European social commentators understand little about America

Over the last week, European social commentators have wasted no time in pointing the finger of blame for the Virginia Tech massacre.

Hot on the heels of their recent front page headline: "50 reasons to love the European Union", the Virginia Tech massacre has provided the Independent with another opportunity to prove how morally superior Europe is to the United States. Their Wednesday editorial was predictable:
...Then there is the nature of US society, which is more divided, more pressured and more ruthless in almost every way than any society in Europe. The Atlantic is, in this respect, a more definitive cultural boundary than it often seems. There are outsiders and misfits everywhere, but communities in the US - be they schools, colleges, businesses, small towns or suburbs - can be particularly unforgiving. So far, the advantages of the American way of life - its vitality and high rewards for success - have been deemed to outweigh the liabilities....
Much of Europe's media have followed a similar agenda, but all they've done is proved their ignorance. In recent years, there have been gun massacres in Switzerland (which may not be a member of the EU but is very much part of Europe) and in Germany. And 11 years ago, Britain had its own massacre. Overall, Europe has had fewer mass killings, but that may be more to do with stricter gun laws than any moral superiority. And Europe has its fair share of social problems. Witness the civil unrest in France in 2005, Europe's continued failure to integrate its Muslim immigrants, and the popularity of far right political parties.

Europeans tend to think of the United States as one homogeneous society, they forget how large and diverse it is. Whilst you can buy an AK47 by mail order in some States, in other places such as New York or Washington DC, guns laws are every bit as strict as in Europe. Europeans also forget that Americans have a historical ambivalence towards government. Ever since they overthrew British colonial rule, they are distrustful of politicians telling them what to do, it helps explain their rejection of stricter gun laws.

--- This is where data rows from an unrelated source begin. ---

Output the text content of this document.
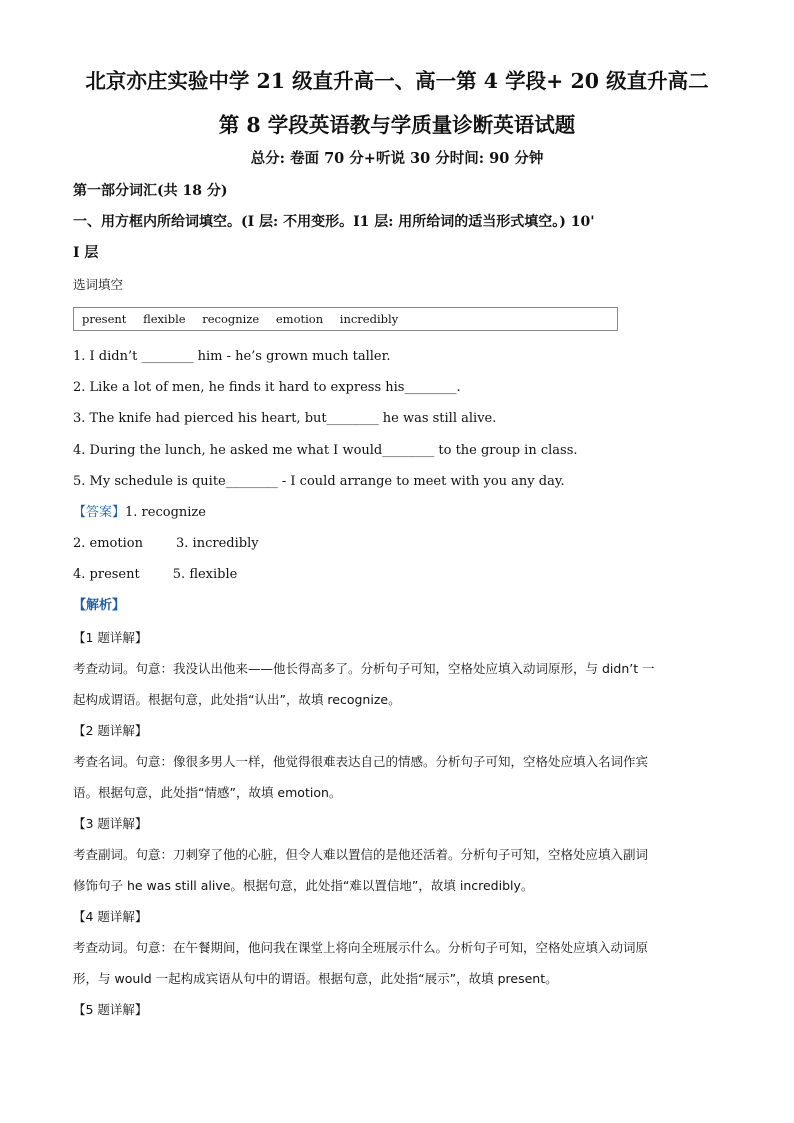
北京亦庄实验中学 21 级直升高一、高一第 4 学段+ 20 级直升高二
第 8 学段英语教与学质量诊断英语试题
总分: 卷面 70 分+听说 30 分时间: 90 分钟
第一部分词汇(共 18 分)
一、用方框内所给词填空。(I 层: 不用变形。I1 层: 用所给词的适当形式填空。) 10'
I 层
选词填空
present flexible recognize emotion incredibly
1. I didn’t ________ him - he’s grown much taller.
2. Like a lot of men, he finds it hard to express his________.
3. The knife had pierced his heart, but________ he was still alive.
4. During the lunch, he asked me what I would________ to the group in class.
5. My schedule is quite________ - I could arrange to meet with you any day.
【答案】1. recognize
2. emotion        3. incredibly
4. present        5. flexible
【解析】
【1 题详解】
考查动词。句意：我没认出他来——他长得高多了。分析句子可知，空格处应填入动词原形，与 didn’t 一
起构成谓语。根据句意，此处指“认出”，故填 recognize。
【2 题详解】
考查名词。句意：像很多男人一样，他觉得很难表达自己的情感。分析句子可知，空格处应填入名词作宾
语。根据句意，此处指“情感”，故填 emotion。
【3 题详解】
考查副词。句意：刀刺穿了他的心脏，但令人难以置信的是他还活着。分析句子可知，空格处应填入副词
修饰句子 he was still alive。根据句意，此处指“难以置信地”，故填 incredibly。
【4 题详解】
考查动词。句意：在午餐期间，他问我在课堂上将向全班展示什么。分析句子可知，空格处应填入动词原
形，与 would 一起构成宾语从句中的谓语。根据句意，此处指“展示”，故填 present。
【5 题详解】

Maybe it's about time we took a look at some of America's virtues, particularly its immigrants. To quote this week's Spectator:
...Yet the reality of evil is mirrored in the persistence of good. The unspeakable depravity of Cho found its match in the heroism of Professor Liviu Librescu, a 76-year-old Holocaust survivor, who blocked a classroom door to save his students before perishing. That, rather than the present cacophony of half-baked sociology, should be our abiding memory of the Virginia massacre.